At Simms & Associates, we’ve seen this dynamic up close. And if there’s one thing we know, it’s that global-local collaboration is an art: it requires active listening, humility, flexibility, and a healthy dose of patience. But it can also become a powerful source of value and learning.
A Real Example: Nespresso
When we started working with Nespresso, we encountered a complex challenge: a time-sensitive technology migration, multiple stakeholders involved, and clear tensions between the global vision and the day-to-day needs of boutique operations.
The easy route would have been to impose a standardized model. But we chose the opposite approach: we put the local reality at the center of the design, listened to store managers, visited boutiques, and took the time to understand what worked (and what didn’t) in the daily operation.
The result was a hybrid model—more agile, more human, and more realistic. Most importantly, the local team felt like participants in the process, not victims of it.
Inevitable Frictions, Valuable Lessons
In any global-local collaboration, there will be moments of tension: clashing priorities, different communication styles, decisions made far from the front line. But when those frictions are handled with respect and openness, they become opportunities for learning.
The Global Needs the Local (and Vice Versa)
The global perspective brings structure, scale, and efficiency. The local perspective offers intuition, adaptability, and deep customer insight. When both are respected and heard, you build something far more powerful than the sum of its parts.
Instead of thinking in terms of hierarchy, let’s think in terms of partnership. Teams that co-create rather than compete. That share goals, even if they work across different time zones.

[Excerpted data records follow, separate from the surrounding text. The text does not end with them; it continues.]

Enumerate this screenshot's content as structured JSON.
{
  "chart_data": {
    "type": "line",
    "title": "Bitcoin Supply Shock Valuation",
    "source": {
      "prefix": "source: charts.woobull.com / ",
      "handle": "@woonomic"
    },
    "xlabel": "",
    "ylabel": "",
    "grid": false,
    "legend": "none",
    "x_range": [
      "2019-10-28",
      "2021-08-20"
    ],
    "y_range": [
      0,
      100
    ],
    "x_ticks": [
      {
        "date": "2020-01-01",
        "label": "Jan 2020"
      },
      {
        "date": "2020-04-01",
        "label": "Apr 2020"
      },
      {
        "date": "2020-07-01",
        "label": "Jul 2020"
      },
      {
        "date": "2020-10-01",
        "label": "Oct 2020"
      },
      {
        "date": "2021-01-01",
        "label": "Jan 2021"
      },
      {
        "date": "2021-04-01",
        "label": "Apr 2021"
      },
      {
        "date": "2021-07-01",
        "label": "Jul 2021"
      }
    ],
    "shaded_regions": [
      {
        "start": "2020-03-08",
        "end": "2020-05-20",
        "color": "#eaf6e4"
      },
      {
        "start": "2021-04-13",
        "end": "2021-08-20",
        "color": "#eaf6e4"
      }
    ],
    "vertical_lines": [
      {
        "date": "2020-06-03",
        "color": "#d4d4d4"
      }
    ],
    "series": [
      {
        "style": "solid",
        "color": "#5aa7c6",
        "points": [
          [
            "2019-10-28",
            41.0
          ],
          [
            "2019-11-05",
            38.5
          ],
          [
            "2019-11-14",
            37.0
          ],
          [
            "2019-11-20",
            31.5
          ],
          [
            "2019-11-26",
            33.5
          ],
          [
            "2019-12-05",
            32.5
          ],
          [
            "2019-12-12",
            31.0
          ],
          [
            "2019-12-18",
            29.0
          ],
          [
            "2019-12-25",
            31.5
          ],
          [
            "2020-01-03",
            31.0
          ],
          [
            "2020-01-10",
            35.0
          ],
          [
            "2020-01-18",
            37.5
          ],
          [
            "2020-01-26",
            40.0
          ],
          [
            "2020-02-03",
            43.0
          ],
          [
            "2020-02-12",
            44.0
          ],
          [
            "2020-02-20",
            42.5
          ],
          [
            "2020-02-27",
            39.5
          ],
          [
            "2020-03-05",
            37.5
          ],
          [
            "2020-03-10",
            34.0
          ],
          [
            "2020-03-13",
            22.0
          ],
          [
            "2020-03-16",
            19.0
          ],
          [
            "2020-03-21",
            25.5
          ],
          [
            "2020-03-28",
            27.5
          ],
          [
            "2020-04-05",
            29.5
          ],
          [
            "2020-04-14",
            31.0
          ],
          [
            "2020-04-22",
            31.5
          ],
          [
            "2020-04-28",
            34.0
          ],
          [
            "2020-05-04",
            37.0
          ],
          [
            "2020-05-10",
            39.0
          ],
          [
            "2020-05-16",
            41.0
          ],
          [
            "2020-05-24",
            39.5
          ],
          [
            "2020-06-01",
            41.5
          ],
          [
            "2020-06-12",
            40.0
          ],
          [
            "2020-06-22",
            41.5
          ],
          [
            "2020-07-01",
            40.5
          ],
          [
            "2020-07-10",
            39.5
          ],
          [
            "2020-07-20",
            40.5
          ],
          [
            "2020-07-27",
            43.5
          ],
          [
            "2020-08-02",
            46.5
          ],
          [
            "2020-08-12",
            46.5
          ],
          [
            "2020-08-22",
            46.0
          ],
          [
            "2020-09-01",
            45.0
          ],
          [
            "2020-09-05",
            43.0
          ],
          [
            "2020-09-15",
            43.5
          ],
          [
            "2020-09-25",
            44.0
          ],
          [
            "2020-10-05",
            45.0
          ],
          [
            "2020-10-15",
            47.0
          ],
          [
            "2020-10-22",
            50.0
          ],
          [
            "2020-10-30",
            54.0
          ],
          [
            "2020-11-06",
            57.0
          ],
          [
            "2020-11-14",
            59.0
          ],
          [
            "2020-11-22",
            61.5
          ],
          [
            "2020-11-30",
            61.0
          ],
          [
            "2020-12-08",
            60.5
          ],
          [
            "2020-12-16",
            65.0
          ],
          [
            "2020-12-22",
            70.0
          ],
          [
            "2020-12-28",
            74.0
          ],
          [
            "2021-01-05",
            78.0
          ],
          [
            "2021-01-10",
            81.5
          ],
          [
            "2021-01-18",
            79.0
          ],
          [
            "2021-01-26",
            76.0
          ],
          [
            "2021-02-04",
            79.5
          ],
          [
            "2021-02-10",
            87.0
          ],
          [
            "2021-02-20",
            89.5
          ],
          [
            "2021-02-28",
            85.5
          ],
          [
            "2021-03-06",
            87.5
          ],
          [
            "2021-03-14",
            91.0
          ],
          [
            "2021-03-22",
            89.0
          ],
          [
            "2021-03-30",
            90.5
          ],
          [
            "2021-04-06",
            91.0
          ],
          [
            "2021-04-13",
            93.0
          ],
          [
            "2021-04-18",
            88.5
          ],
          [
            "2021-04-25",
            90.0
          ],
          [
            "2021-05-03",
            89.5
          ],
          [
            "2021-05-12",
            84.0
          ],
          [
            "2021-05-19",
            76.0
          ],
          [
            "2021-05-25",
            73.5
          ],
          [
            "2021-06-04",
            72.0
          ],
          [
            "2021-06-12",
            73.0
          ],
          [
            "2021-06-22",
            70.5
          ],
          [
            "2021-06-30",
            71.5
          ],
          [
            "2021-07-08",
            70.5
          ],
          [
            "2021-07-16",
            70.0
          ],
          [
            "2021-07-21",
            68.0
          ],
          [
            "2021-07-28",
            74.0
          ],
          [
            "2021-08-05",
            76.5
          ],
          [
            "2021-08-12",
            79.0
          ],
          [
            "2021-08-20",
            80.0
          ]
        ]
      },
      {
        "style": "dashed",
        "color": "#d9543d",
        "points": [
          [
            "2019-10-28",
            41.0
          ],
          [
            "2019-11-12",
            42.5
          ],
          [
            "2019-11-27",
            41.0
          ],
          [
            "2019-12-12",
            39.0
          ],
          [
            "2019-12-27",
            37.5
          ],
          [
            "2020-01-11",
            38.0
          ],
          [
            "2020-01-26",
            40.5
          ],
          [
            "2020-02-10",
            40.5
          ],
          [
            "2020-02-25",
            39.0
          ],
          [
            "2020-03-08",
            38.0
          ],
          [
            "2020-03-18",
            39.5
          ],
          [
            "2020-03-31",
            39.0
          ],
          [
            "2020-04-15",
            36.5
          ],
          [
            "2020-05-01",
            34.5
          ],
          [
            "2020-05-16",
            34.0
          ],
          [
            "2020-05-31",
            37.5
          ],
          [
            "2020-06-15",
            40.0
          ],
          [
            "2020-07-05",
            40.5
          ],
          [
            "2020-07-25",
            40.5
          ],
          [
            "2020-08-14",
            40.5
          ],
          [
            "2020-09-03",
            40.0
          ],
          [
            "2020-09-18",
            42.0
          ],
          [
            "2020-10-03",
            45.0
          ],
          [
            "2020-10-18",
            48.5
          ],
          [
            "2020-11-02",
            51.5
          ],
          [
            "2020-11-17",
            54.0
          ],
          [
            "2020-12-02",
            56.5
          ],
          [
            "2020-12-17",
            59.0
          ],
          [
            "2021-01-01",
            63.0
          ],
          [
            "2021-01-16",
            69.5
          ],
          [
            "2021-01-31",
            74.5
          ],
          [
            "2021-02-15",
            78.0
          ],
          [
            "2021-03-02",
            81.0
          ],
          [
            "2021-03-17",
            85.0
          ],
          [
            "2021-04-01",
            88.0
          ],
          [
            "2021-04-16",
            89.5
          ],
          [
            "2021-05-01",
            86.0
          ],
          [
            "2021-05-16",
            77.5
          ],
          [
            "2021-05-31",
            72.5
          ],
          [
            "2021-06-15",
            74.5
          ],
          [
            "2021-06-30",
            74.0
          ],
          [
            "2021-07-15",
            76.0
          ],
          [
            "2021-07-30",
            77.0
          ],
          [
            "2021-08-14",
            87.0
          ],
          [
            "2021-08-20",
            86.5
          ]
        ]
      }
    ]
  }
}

Global-Local Collaboration Isn’t Solved by Process – It’s Grown Through Relationships
And like any valuable relationship, it takes presence, ongoing communication, and a willingness to understand the other side. Because at the end of the day, no one knows the terrain better than the people walking it every day. And no one sees further than those with perspective.
When both visions meet, transformation stops being a promise—and becomes a shared reality.